Zusammenhalt und Rückschläge
Am Mittag hat die Wandergruppe das Flüela-Schwarzhorn erreicht. Die ersten Blasen werden verarztet. Man hilft sich gegenseitig mit Wasser oder einem Mittagsbrot aus. Die Kinder und Jugendlichen kommen hier an ihre physischen, aber auch psychischen Grenzen. Trotz schmerzenden Füssen durchhalten und den Piz erreichen. «Durch reale, direkte Konsequenzen ist Diskrepanz zwischen Zielen und dem Erreichten erlebbar. Es kann erlernt werden, dass Rückschläge und das Nicht-Erreichen von Zielen normal ist. Und das wiederum festigt das Selbstvertrauen», erklärt Koller. Wichtig ist eine sorgfältige Reflexion des Erlebten mit den Kindern und Jugendlichen durch die Fachperson
Nach drei Tagen fährt die Gruppe müde, aber zufrieden nach Avrona zurück. Im Rucksack Erlebnisse und Grenzerfahrungen der Wanderungen und des Hüttenlebens. Gerade auch das soziale Miteinander auf kleinem, unbekanntem Raum wie in einer einfachen Hütte ist herausfordernd. Dank enger Betreuung lernen die Kinder und Jugendlichen, diese Herausforderung anzunehmen.
Zweiter Ausflug
Im September bricht die Gruppe erneut auf. Diesmal steht eine Tour mit Wildtierbeobachtung an. Und eine Übernachtung im Zelt. Die Temperaturen sinken in der Nacht auf nur knapp über null Grad. Eine neue Grenzerfahrung für die meisten der Teilnehmenden. Trotz gutem Material ist der Schlaf knapp in dieser Nacht.
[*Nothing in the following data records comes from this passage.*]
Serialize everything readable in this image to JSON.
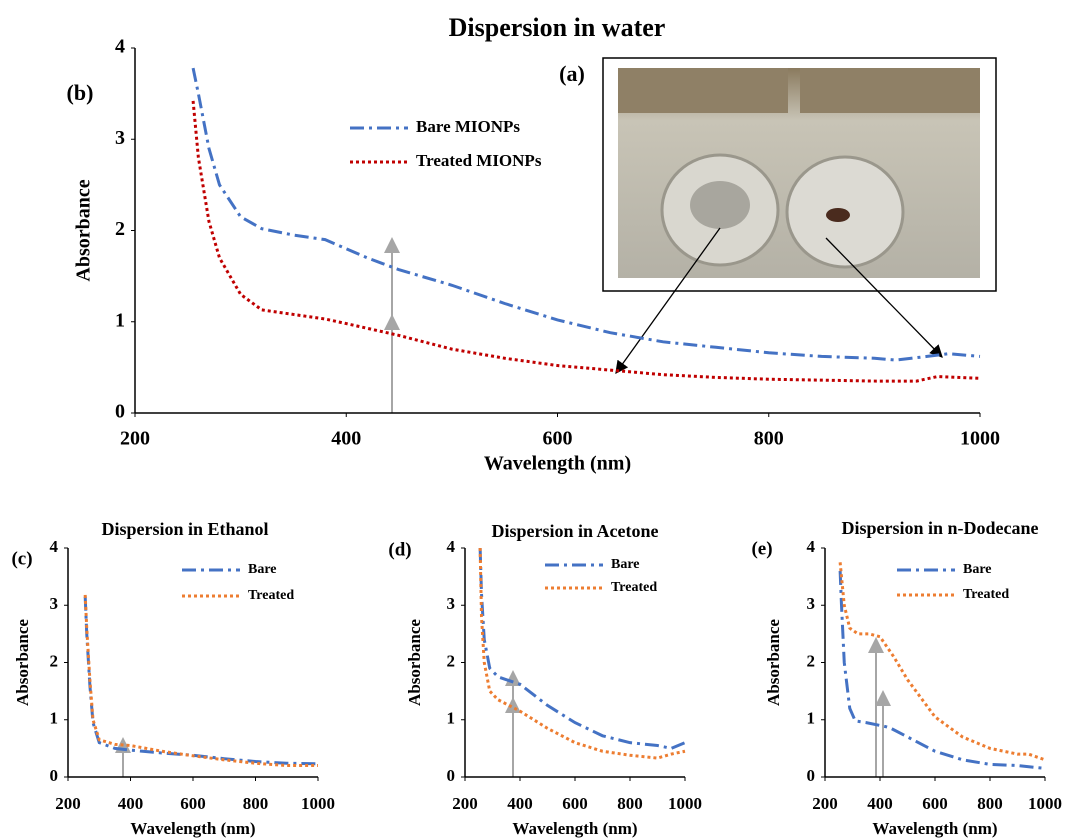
{
  "chart_data": [
    {
      "type": "line",
      "title": "Dispersion in water",
      "panel_label": "(b)",
      "inset_label": "(a)",
      "x_label": "Wavelength (nm)",
      "y_label": "Absorbance",
      "xlim": [
        200,
        1000
      ],
      "xticks": [
        200,
        400,
        600,
        800,
        1000
      ],
      "ylim": [
        0,
        4
      ],
      "yticks": [
        0,
        1,
        2,
        3,
        4
      ],
      "series": [
        {
          "name": "Bare MIONPs",
          "color": "#4472c4",
          "line_style": "dash-dot",
          "x": [
            255,
            260,
            270,
            280,
            300,
            320,
            350,
            380,
            400,
            420,
            450,
            500,
            550,
            600,
            650,
            700,
            750,
            800,
            850,
            900,
            920,
            950,
            970,
            1000
          ],
          "values": [
            3.78,
            3.5,
            2.9,
            2.5,
            2.15,
            2.02,
            1.95,
            1.9,
            1.8,
            1.7,
            1.57,
            1.4,
            1.2,
            1.02,
            0.88,
            0.78,
            0.72,
            0.66,
            0.62,
            0.6,
            0.58,
            0.62,
            0.65,
            0.62
          ]
        },
        {
          "name": "Treated MIONPs",
          "color": "#c00000",
          "line_style": "dotted",
          "x": [
            255,
            260,
            270,
            280,
            300,
            320,
            350,
            380,
            400,
            450,
            500,
            550,
            600,
            650,
            700,
            750,
            800,
            850,
            900,
            940,
            960,
            1000
          ],
          "values": [
            3.42,
            2.8,
            2.1,
            1.7,
            1.3,
            1.13,
            1.08,
            1.03,
            0.98,
            0.85,
            0.7,
            0.6,
            0.52,
            0.47,
            0.42,
            0.39,
            0.37,
            0.36,
            0.35,
            0.35,
            0.4,
            0.38
          ]
        }
      ]
    },
    {
      "type": "line",
      "title": "Dispersion in Ethanol",
      "panel_label": "(c)",
      "x_label": "Wavelength (nm)",
      "y_label": "Absorbance",
      "xlim": [
        200,
        1000
      ],
      "xticks": [
        200,
        400,
        600,
        800,
        1000
      ],
      "ylim": [
        0,
        4
      ],
      "yticks": [
        0,
        1,
        2,
        3,
        4
      ],
      "series": [
        {
          "name": "Bare",
          "color": "#4472c4",
          "line_style": "dash-dot",
          "x": [
            255,
            260,
            270,
            280,
            300,
            350,
            400,
            500,
            600,
            700,
            800,
            900,
            1000
          ],
          "values": [
            3.15,
            2.5,
            1.6,
            0.95,
            0.6,
            0.5,
            0.47,
            0.42,
            0.38,
            0.32,
            0.27,
            0.24,
            0.23
          ]
        },
        {
          "name": "Treated",
          "color": "#ed7d31",
          "line_style": "dotted",
          "x": [
            255,
            260,
            270,
            280,
            300,
            350,
            400,
            500,
            600,
            700,
            800,
            900,
            1000
          ],
          "values": [
            3.18,
            2.6,
            1.7,
            1.0,
            0.65,
            0.57,
            0.55,
            0.45,
            0.37,
            0.3,
            0.24,
            0.2,
            0.2
          ]
        }
      ]
    },
    {
      "type": "line",
      "title": "Dispersion in Acetone",
      "panel_label": "(d)",
      "x_label": "Wavelength (nm)",
      "y_label": "Absorbance",
      "xlim": [
        200,
        1000
      ],
      "xticks": [
        200,
        400,
        600,
        800,
        1000
      ],
      "ylim": [
        0,
        4
      ],
      "yticks": [
        0,
        1,
        2,
        3,
        4
      ],
      "series": [
        {
          "name": "Bare",
          "color": "#4472c4",
          "line_style": "dash-dot",
          "x": [
            255,
            260,
            270,
            290,
            320,
            350,
            400,
            500,
            600,
            700,
            800,
            900,
            950,
            1000
          ],
          "values": [
            4.0,
            3.2,
            2.4,
            1.9,
            1.75,
            1.7,
            1.62,
            1.25,
            0.95,
            0.72,
            0.6,
            0.55,
            0.5,
            0.6
          ]
        },
        {
          "name": "Treated",
          "color": "#ed7d31",
          "line_style": "dotted",
          "x": [
            255,
            260,
            270,
            290,
            320,
            400,
            500,
            600,
            700,
            800,
            900,
            950,
            1000
          ],
          "values": [
            4.0,
            2.8,
            2.0,
            1.5,
            1.35,
            1.15,
            0.85,
            0.6,
            0.45,
            0.38,
            0.33,
            0.4,
            0.45
          ]
        }
      ]
    },
    {
      "type": "line",
      "title": "Dispersion in n-Dodecane",
      "panel_label": "(e)",
      "x_label": "Wavelength (nm)",
      "y_label": "Absorbance",
      "xlim": [
        200,
        1000
      ],
      "xticks": [
        200,
        400,
        600,
        800,
        1000
      ],
      "ylim": [
        0,
        4
      ],
      "yticks": [
        0,
        1,
        2,
        3,
        4
      ],
      "series": [
        {
          "name": "Bare",
          "color": "#4472c4",
          "line_style": "dash-dot",
          "x": [
            255,
            260,
            270,
            290,
            310,
            350,
            400,
            420,
            440,
            500,
            600,
            700,
            800,
            900,
            1000
          ],
          "values": [
            3.6,
            3.0,
            2.0,
            1.2,
            0.98,
            0.95,
            0.9,
            0.88,
            0.85,
            0.7,
            0.45,
            0.3,
            0.22,
            0.2,
            0.15
          ]
        },
        {
          "name": "Treated",
          "color": "#ed7d31",
          "line_style": "dotted",
          "x": [
            255,
            260,
            270,
            290,
            320,
            360,
            400,
            450,
            500,
            600,
            700,
            800,
            900,
            940,
            1000
          ],
          "values": [
            3.75,
            3.5,
            3.0,
            2.6,
            2.5,
            2.5,
            2.45,
            2.1,
            1.7,
            1.05,
            0.7,
            0.5,
            0.4,
            0.4,
            0.3
          ]
        }
      ]
    }
  ]
}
Die Kinder und Jugendlichen rücken zusammen oder lassen sich mit zusätzlichen Decken von den Betreuenden unterstützen. Es fällt ausnahmsweise niemandem schwer, am Morgen aufzustehen. Trotzdem sind alle guten Mutes und bereit für die Wanderung zum Gletscher, die an diesem Tag ansteht. Das Gletschertor ist imposant, die türkisfarbene Gletscherwand beeindruckend. Und zwei Jugendliche überwinden sich, in den eiskalten Gletscherbach zu tauchen.
Es ist nicht einfach, die Kinder und Jugendlichen für solche Ausflüge zu gewinnen. Viel Widerstand muss ausgehalten werden. Und plötzlich aber läuft es. Einmal unterwegs, gibt es so viel zu sehen und zu erleben, dass es leichter fällt, miteinander auch unter schwierigen Umständen unterwegs zu sein.
Eine Grenze zu überwinden kann hier sogar zur freudig angenommenen Herausforderung werden. Stolz strahlen danach die Gesichter der Kinder und Jugendlichen.